Éric Bouvier : Parcours d'un Pionnier du Volley-Ball Français et Reconversion Réussie

Éric Bouvier est une figure emblématique du volley-ball français, ayant marqué les années 1980 avec une génération talentueuse. Son parcours, riche en expériences tant sportives que professionnelles, témoigne d'une carrière menée avec passion et détermination.

Bouvier a fait partie d'une des très belles générations du volley français, dans les années 1980. Il garde d'excellents souvenirs de cette période, qui était à la fois une superbe équipe, et une période assez unique.

Une Époque Précurseur et Mémorable

Il y a eu la fameuse aventure des 18 mois (la très longue préparation des Bleus pour le Mondial 1986 en France, ndlr). Il n'a pas fait les 18 mois, il a dû en faire seulement 14, mais c'était quelque chose de précurseur pour l'époque. Une superbe expérience avec un esprit de pionniers, d'aventuriers.
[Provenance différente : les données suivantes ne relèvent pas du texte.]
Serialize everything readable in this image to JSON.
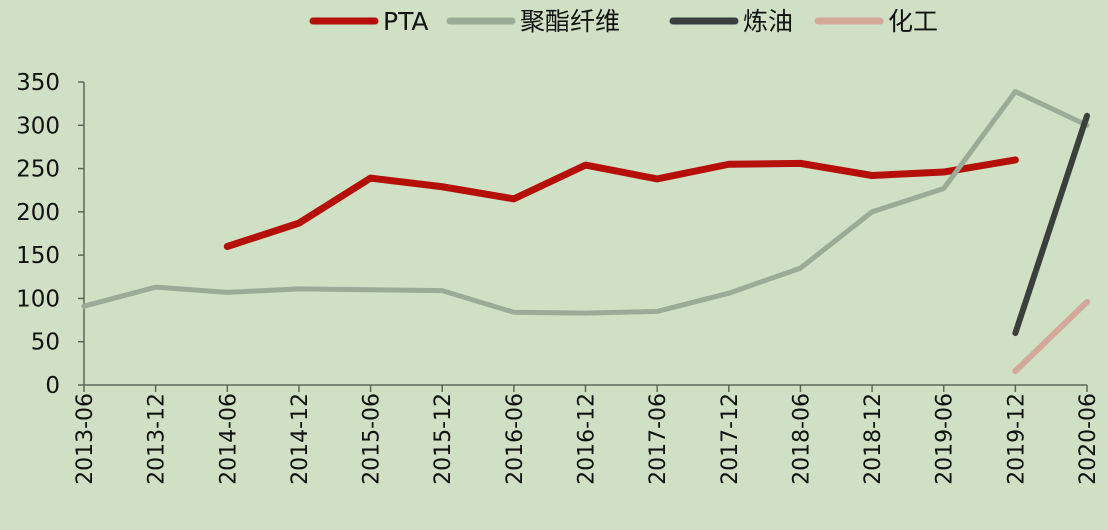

On ne gagnait quasiment pas d'argent en jouant au volley... Il y avait une sorte de fraîcheur.

Pour Éric Bouvier, c'est un souvenir extraordinaire, même si les résultats n'ont pas été à la hauteur de ce qu'on aurait voulu faire et surtout de ce qu'on aurait pu faire (une médaille de bronze à l'Euro 85, une médaille d'argent à l'Euro 87). Mais c'est comme ça. Il n'a pas de regrets par rapport à ça.

Reconversion Réussie dans le Monde des Affaires

Il a arrêté le volley en 1992. Officiellement, oui. Il a rejoué un peu après avec son club de Lyon dont il s'occupait, mais c'était plus pour le plaisir et pour rendre service. Il considère que sa carrière s'est vraiment arrêtée en 1992. Ensuite, il a quitté le monde du volley et s'est mis à travailler.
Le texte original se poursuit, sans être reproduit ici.